Dossier Haricots Verts : Pain WASA – #9/20

Tout s’est passé petit à petit. Au début, il avait commencé à jouer avec son morceau de pain, en enlevant la mie et ne mangeant que la croûte. Il roulait la chair molle en petites boules qu’il laissait négligemment sur le côté de son assiette. Il se pinçait aussi parfois les côtes, saisissant sa chemise et une poignée de chair en grimaçant.
Puis il avait établi une liste des aliments qu’il considérait comme faisant grossir : pain, saucisson, gâteaux secs, et tout ce qui était cuit au beurre.
Il essaya de convertir ma mère, et nous tous, à un régime à l’huile d’olive, car comme toute bonne bretonne elle favorisait la cuisine au beurre.

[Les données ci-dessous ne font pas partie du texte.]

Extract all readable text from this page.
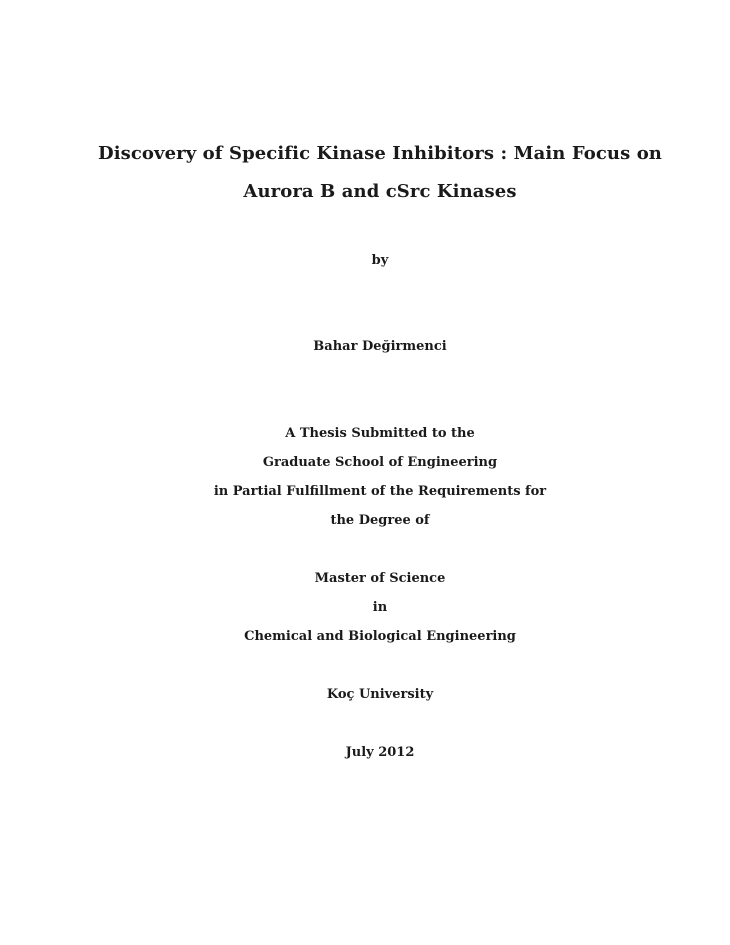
Discovery of Specific Kinase Inhibitors : Main Focus on
Aurora B and cSrc Kinases
by
Bahar Değirmenci
A Thesis Submitted to the
Graduate School of Engineering
in Partial Fulfillment of the Requirements for
the Degree of
Master of Science
in
Chemical and Biological Engineering
Koç University
July 2012
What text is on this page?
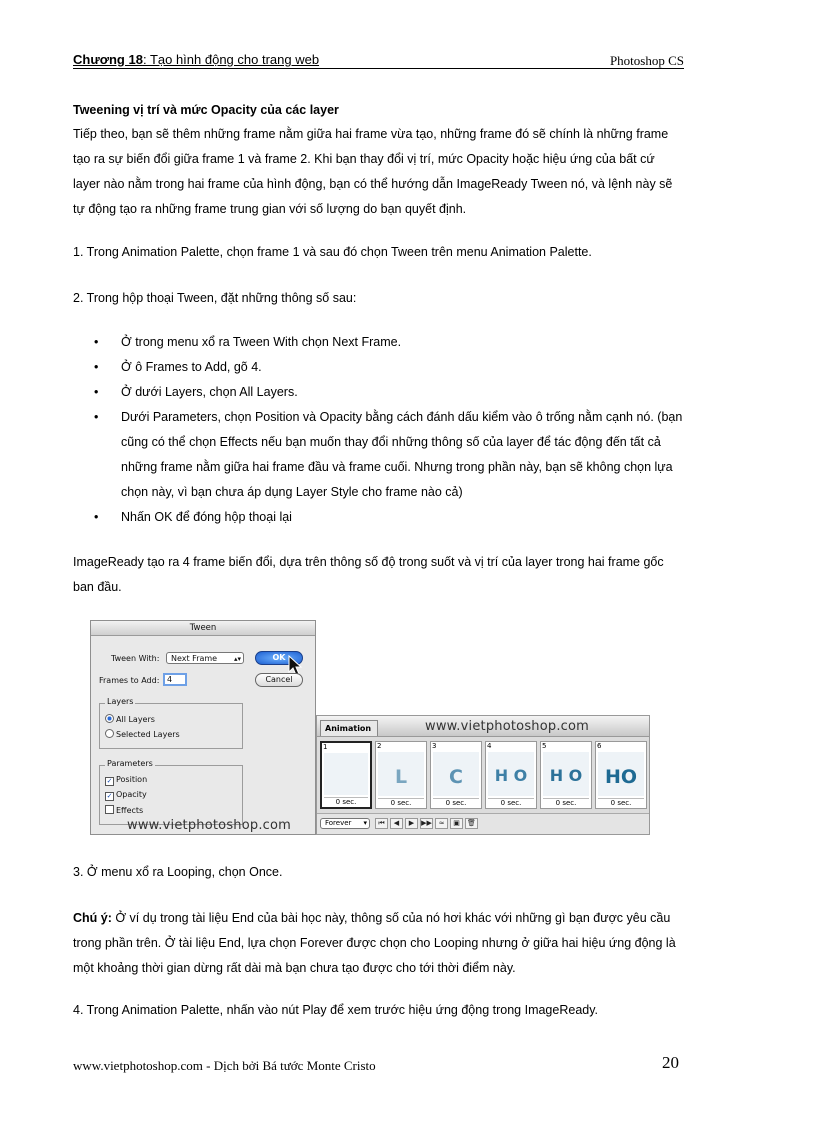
Chương 18: Tạo hình động cho trang web	Photoshop CS
Tweening vị trí và mức Opacity của các layer
Tiếp theo, bạn sẽ thêm những frame nằm giữa hai frame vừa tạo, những frame đó sẽ chính là những frame tạo ra sự biến đổi giữa frame 1 và frame 2. Khi bạn thay đổi vị trí, mức Opacity hoặc hiệu ứng của bất cứ layer nào nằm trong hai frame của hình động, bạn có thể hướng dẫn ImageReady Tween nó, và lệnh này sẽ tự động tạo ra những frame trung gian với số lượng do bạn quyết định.
1. Trong Animation Palette, chọn frame 1 và sau đó chọn Tween trên menu Animation Palette.
2. Trong hộp thoại Tween, đặt những thông số sau:
• Ở trong menu xổ ra Tween With chọn Next Frame.
• Ở ô Frames to Add, gõ 4.
• Ở dưới Layers, chọn All Layers.
• Dưới Parameters, chọn Position và Opacity bằng cách đánh dấu kiểm vào ô trống nằm cạnh nó. (bạn cũng có thể chọn Effects nếu bạn muốn thay đổi những thông số của layer để tác động đến tất cả những frame nằm giữa hai frame đầu và frame cuối. Nhưng trong phần này, bạn sẽ không chọn lựa chọn này, vì bạn chưa áp dụng Layer Style cho frame nào cả)
• Nhấn OK để đóng hộp thoại lại
ImageReady tạo ra 4 frame biến đổi, dựa trên thông số độ trong suốt và vị trí của layer trong hai frame gốc ban đầu.
Tween
Tween With:	Next Frame ▴▾	OK
Frames to Add: 4	Cancel
Layers
All Layers
Selected Layers
Parameters
✓ Position
✓ Opacity
Effects
www.vietphotoshop.com
Animation	www.vietphotoshop.com
1
0 sec.
2
L
0 sec.
3
C
0 sec.
4
H O
0 sec.
5
H O
0 sec.
6
HO
0 sec.
Forever ▾	⏮	◀	▶ ▶▶ ≈	▣	🗑
3. Ở menu xổ ra Looping, chọn Once.
Chú ý: Ở ví dụ trong tài liệu End của bài học này, thông số của nó hơi khác với những gì bạn được yêu cầu trong phần trên. Ở tài liệu End, lựa chọn Forever được chọn cho Looping nhưng ở giữa hai hiệu ứng động là một khoảng thời gian dừng rất dài mà bạn chưa tạo được cho tới thời điểm này.
4. Trong Animation Palette, nhấn vào nút Play để xem trước hiệu ứng động trong ImageReady.
www.vietphotoshop.com - Dịch bởi Bá tước Monte Cristo	20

Elle obligea, bien qu’elle retourne au beurre dès qu’il était parti en voyage d’affaires ou ne mangeait pas avec nous.
Liste des aliments qui ne faisaient pas grossir : haricots verts, poisson, carottes râpées. Pour ceux-là il disait “C’est de l’eau” en rentrant l’estomac, et le soulignant d’un mouvement vertical. Il disait aussi des choses comme : « Il faut toujours quitter la table en ayant un peu faim. » Il rationnait les chocolats en boîte à un par personne, par jour.
Pendant un certain temps, mon père avait décidé que la croûte du pain n’était pas aussi dangereuse que l’intérieur spongieux qui gonflait dans l’estomac. Ma mère lui réservait consciencieusement les quignons de pain et nous, les enfants, ne pensions même pas à discuter de ces privilèges paternels.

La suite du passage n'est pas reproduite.